Written by PTI | Mumbai | Updated: Oct 18 2013, 00:31am hrs
Indian EconomyIndia's economy expanded by over 9 per cent in the three fiscal years before the global financial meltdown of 2008
The Indian economy has bottomed out and the recovery is on the anvil although the days of 8 per cent growth are "gone", Moody's Analytics said today.

"The economy is nearing the bottom of the current cycle and there is recovery in sight as investment should improve from the fourth quarter, as the government has been actively trying to restart stalled investment projects, both from the public and private sectors," senior economist at Moody's Analytics Glenn Levine said in a note today.
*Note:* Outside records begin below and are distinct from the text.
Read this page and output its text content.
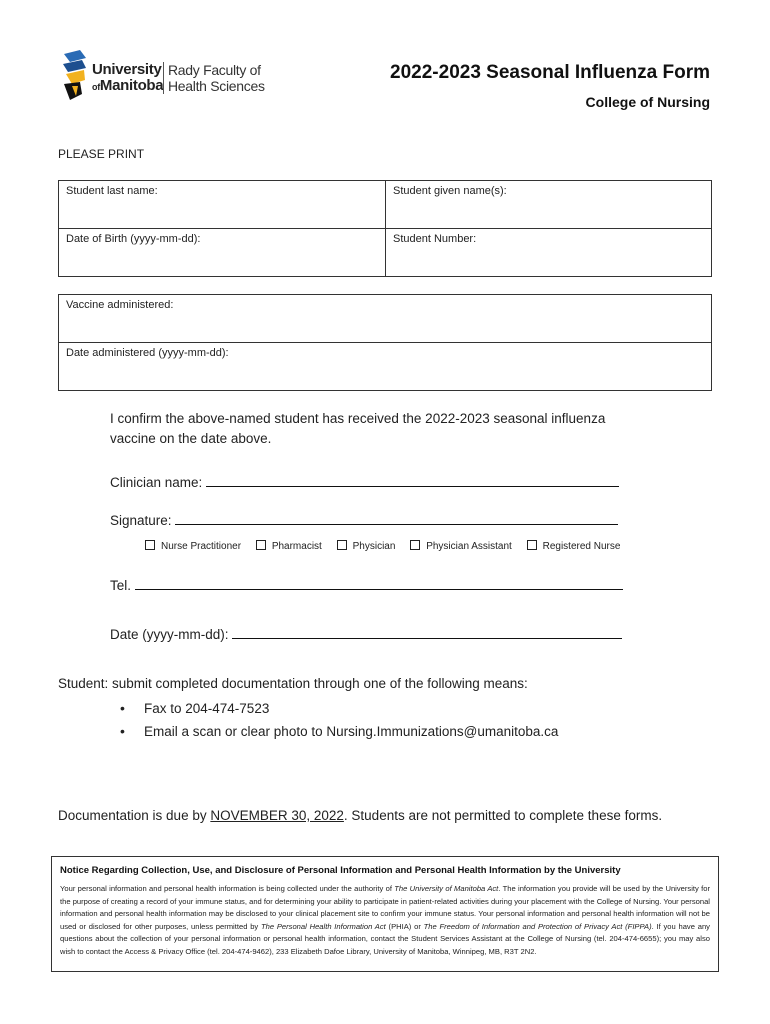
University
ofManitoba
Rady Faculty of
Health Sciences
2022-2023 Seasonal Influenza Form
College of Nursing
PLEASE PRINT
Student last name:	Student given name(s):
Date of Birth (yyyy-mm-dd):	Student Number:
Vaccine administered:
Date administered (yyyy-mm-dd):
I confirm the above-named student has received the 2022-2023 seasonal influenza vaccine on the date above.
Clinician name:
Signature:
Nurse Practitioner	Pharmacist	Physician	Physician Assistant	Registered Nurse
Tel.
Date (yyyy-mm-dd):
Student: submit completed documentation through one of the following means:
• Fax to 204-474-7523
• Email a scan or clear photo to Nursing.Immunizations@umanitoba.ca
Documentation is due by NOVEMBER 30, 2022. Students are not permitted to complete these forms.
Notice Regarding Collection, Use, and Disclosure of Personal Information and Personal Health Information by the University
Your personal information and personal health information is being collected under the authority of The University of Manitoba Act. The information you provide will be used by the University for the purpose of creating a record of your immune status, and for determining your ability to participate in patient-related activities during your placement with the College of Nursing. Your personal information and personal health information may be disclosed to your clinical placement site to confirm your immune status. Your personal information and personal health information will not be used or disclosed for other purposes, unless permitted by The Personal Health Information Act (PHIA) or The Freedom of Information and Protection of Privacy Act (FIPPA). If you have any questions about the collection of your personal information or personal health information, contact the Student Services Assistant at the College of Nursing (tel. 204-474-6655); you may also wish to contact the Access & Privacy Office (tel. 204-474-9462), 233 Elizabeth Dafoe Library, University of Manitoba, Winnipeg, MB, R3T 2N2.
"Yet the recovery will be modest, as weak business sentiment will take time to turn around. We expect fixed investment to grow 3.5 per cent in 2014 after being flat in 2013," he added.

The arm of the global credit ratings agency Moody's also said: "The days of 8 per cent GDP growth are gone. We expect the Indian economy to hit its potential growth rate of 6.5 per cent by the second half of 2015."
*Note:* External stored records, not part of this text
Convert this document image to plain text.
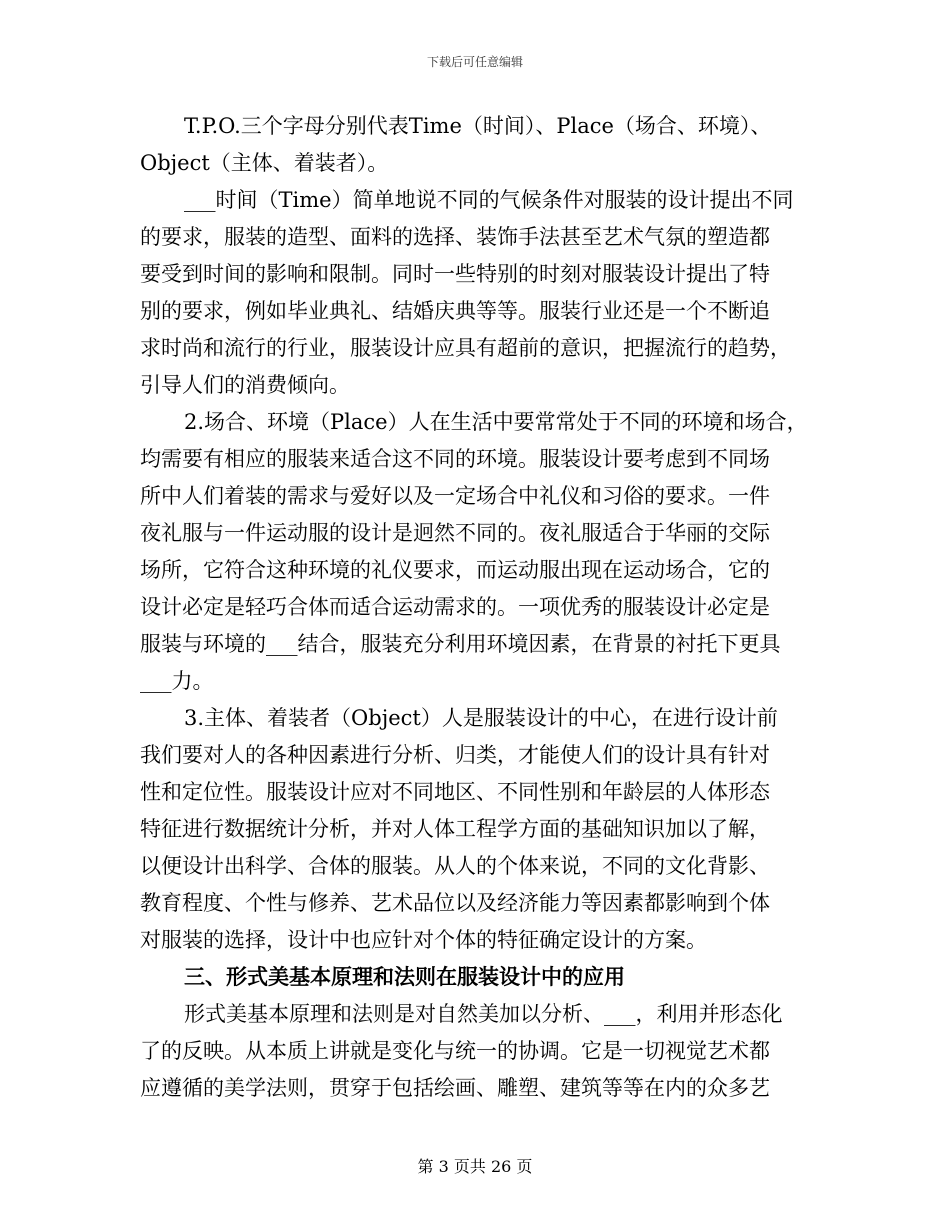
下载后可任意编辑
T.P.O.三个字母分别代表Time（时间）、Place（场合、环境）、
Object（主体、着装者）。
___时间（Time）简单地说不同的气候条件对服装的设计提出不同
的要求，服装的造型、面料的选择、装饰手法甚至艺术气氛的塑造都
要受到时间的影响和限制。同时一些特别的时刻对服装设计提出了特
别的要求，例如毕业典礼、结婚庆典等等。服装行业还是一个不断追
求时尚和流行的行业，服装设计应具有超前的意识，把握流行的趋势，
引导人们的消费倾向。
2.场合、环境（Place）人在生活中要常常处于不同的环境和场合，
均需要有相应的服装来适合这不同的环境。服装设计要考虑到不同场
所中人们着装的需求与爱好以及一定场合中礼仪和习俗的要求。一件
夜礼服与一件运动服的设计是迥然不同的。夜礼服适合于华丽的交际
场所，它符合这种环境的礼仪要求，而运动服出现在运动场合，它的
设计必定是轻巧合体而适合运动需求的。一项优秀的服装设计必定是
服装与环境的___结合，服装充分利用环境因素，在背景的衬托下更具
___力。
3.主体、着装者（Object）人是服装设计的中心，在进行设计前
我们要对人的各种因素进行分析、归类，才能使人们的设计具有针对
性和定位性。服装设计应对不同地区、不同性别和年龄层的人体形态
特征进行数据统计分析，并对人体工程学方面的基础知识加以了解，
以便设计出科学、合体的服装。从人的个体来说，不同的文化背影、
教育程度、个性与修养、艺术品位以及经济能力等因素都影响到个体
对服装的选择，设计中也应针对个体的特征确定设计的方案。
三、形式美基本原理和法则在服装设计中的应用
形式美基本原理和法则是对自然美加以分析、___，利用并形态化
了的反映。从本质上讲就是变化与统一的协调。它是一切视觉艺术都
应遵循的美学法则，贯穿于包括绘画、雕塑、建筑等等在内的众多艺
第 3 页共 26 页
India's economy expanded by over 9 per cent in the three fiscal years before the global financial meltdown of 2008 and authorities have repeatedly maintained that the country has a potential to grow between 8-9 per cent.

Moody's said that a combination of good luck and modestly better policies will drive a steady acceleration in economic activity, although the upturn will be patchy and difficult to see for six months or so.
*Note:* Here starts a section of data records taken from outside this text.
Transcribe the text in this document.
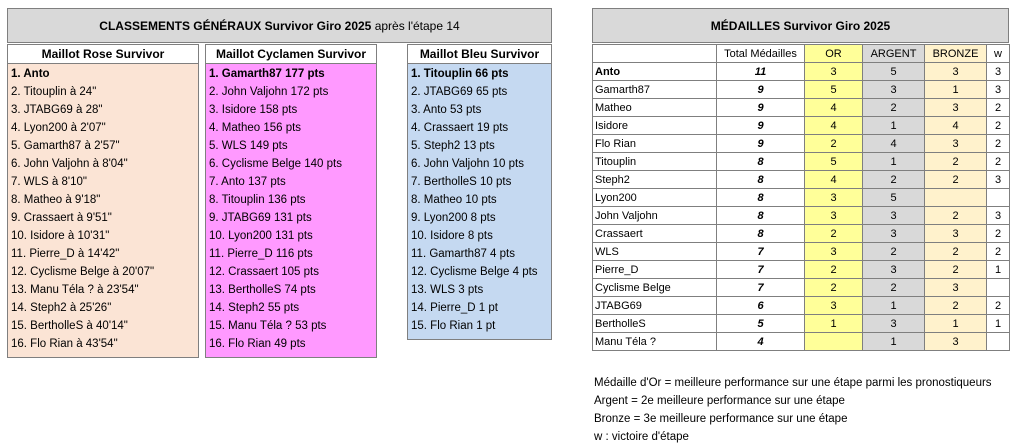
CLASSEMENTS GÉNÉRAUX Survivor Giro 2025 après l'étape 14
Maillot Rose Survivor
1. Anto
2. Titouplin à 24"
3. JTABG69 à 28"
4. Lyon200 à 2'07"
5. Gamarth87 à 2'57"
6. John Valjohn à 8'04"
7. WLS à 8'10"
8. Matheo à 9'18"
9. Crassaert à 9'51"
10. Isidore à 10'31"
11. Pierre_D à 14'42"
12. Cyclisme Belge à 20'07"
13. Manu Téla ? à 23'54"
14. Steph2 à 25'26"
15. BertholleS à 40'14"
16. Flo Rian à 43'54"
Maillot Cyclamen Survivor
1. Gamarth87 177 pts
2. John Valjohn 172 pts
3. Isidore 158 pts
4. Matheo 156 pts
5. WLS 149 pts
6. Cyclisme Belge 140 pts
7. Anto 137 pts
8. Titouplin 136 pts
9. JTABG69 131 pts
10. Lyon200 131 pts
11. Pierre_D 116 pts
12. Crassaert 105 pts
13. BertholleS 74 pts
14. Steph2 55 pts
15. Manu Téla ? 53 pts
16. Flo Rian 49 pts
Maillot Bleu Survivor
1. Titouplin 66 pts
2. JTABG69 65 pts
3. Anto 53 pts
4. Crassaert 19 pts
5. Steph2 13 pts
6. John Valjohn 10 pts
7. BertholleS 10 pts
8. Matheo 10 pts
9. Lyon200 8 pts
10. Isidore 8 pts
11. Gamarth87 4 pts
12. Cyclisme Belge 4 pts
13. WLS 3 pts
14. Pierre_D 1 pt
15. Flo Rian 1 pt
MÉDAILLES Survivor Giro 2025
	Total Médailles	OR	ARGENT	BRONZE	w
Anto	11	3	5	3	3
Gamarth87	9	5	3	1	3
Matheo	9	4	2	3	2
Isidore	9	4	1	4	2
Flo Rian	9	2	4	3	2
Titouplin	8	5	1	2	2
Steph2	8	4	2	2	3
Lyon200	8	3	5		
John Valjohn	8	3	3	2	3
Crassaert	8	2	3	3	2
WLS	7	3	2	2	2
Pierre_D	7	2	3	2	1
Cyclisme Belge	7	2	2	3	
JTABG69	6	3	1	2	2
BertholleS	5	1	3	1	1
Manu Téla ?	4		1	3	
Médaille d'Or = meilleure performance sur une étape parmi les pronostiqueurs
Argent = 2e meilleure performance sur une étape
Bronze = 3e meilleure performance sur une étape
w : victoire d'étape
In 2008-09, the growth slipped to 6.7 per cent but picked up to 8.6 per cent in the following year and further rose to 9.3 per cent in 2010-11. Thereafter it started declining and slowed to a 10-year low of 5 per cent in the 2012-13 fiscal.

Weak investment and consumer demand have slowed growth over the past three years, Levine said, adding that the economy is nearing the bottom of the current cycle.

The financial markets have recovered modestly since September as new RBI Governor Raghuram Rajan has lifted sentiment, he said, but added that the fundamental problems remain unsolved.

The note is comforting as IMF last week had pegged GDP growth at 3.75 per cent citing weak demand from its earlier projection of 5.7 per cent. But the World Bank pegged it at 4.7 per cent yesterday. GDP growth slowed to a three-year low of 4.4 per cent in Q1.

Rebutting IMF projection, Finance Minister P Chidambaram had said: "We do not share this pessimistic outlook".

Moody's said, however, that the past three years have led investors and businesses to reassess the entire India story.

Expectations of 8 per cent or better GDP growth have been "supplanted by a more realistic assessment" of 6-7 per cent, it added.

"This shift in expectations and its self-fulfilling consequences suggest a structural component to the slowdown," Moody's Analytics said.

As per the government data released last week, IIP for the April-August period stood at a paltry 0.1 per cent, as against 0.2 per cent in the same period of last fiscal.

The Index of Industrial Production has a weight of 38 per cent in the overall Gross Domestic Product.

The report said GDP looks to be maintaining the slow pace of 4.4 per cent through the rest of 2013 and noted that high- frequency indicators confirm the parlous state of the economy which was visible from the 0.6 per cent growth in industrial production in the first five months of the fiscal.

On the demand side, the slowdown is largely an investment story, as confidence among corporates plunged amid rising inflation, ongoing external weakness, and the instability created by a weak central government, it said.

Fixed investment fell 1.2 per cent year-on-year in the second quarter, the report said, adding that capital goods production fell during the same period.

Moody's Analytics is a division of Moody's Corporation that also owns rating agency Moody's Investors Service.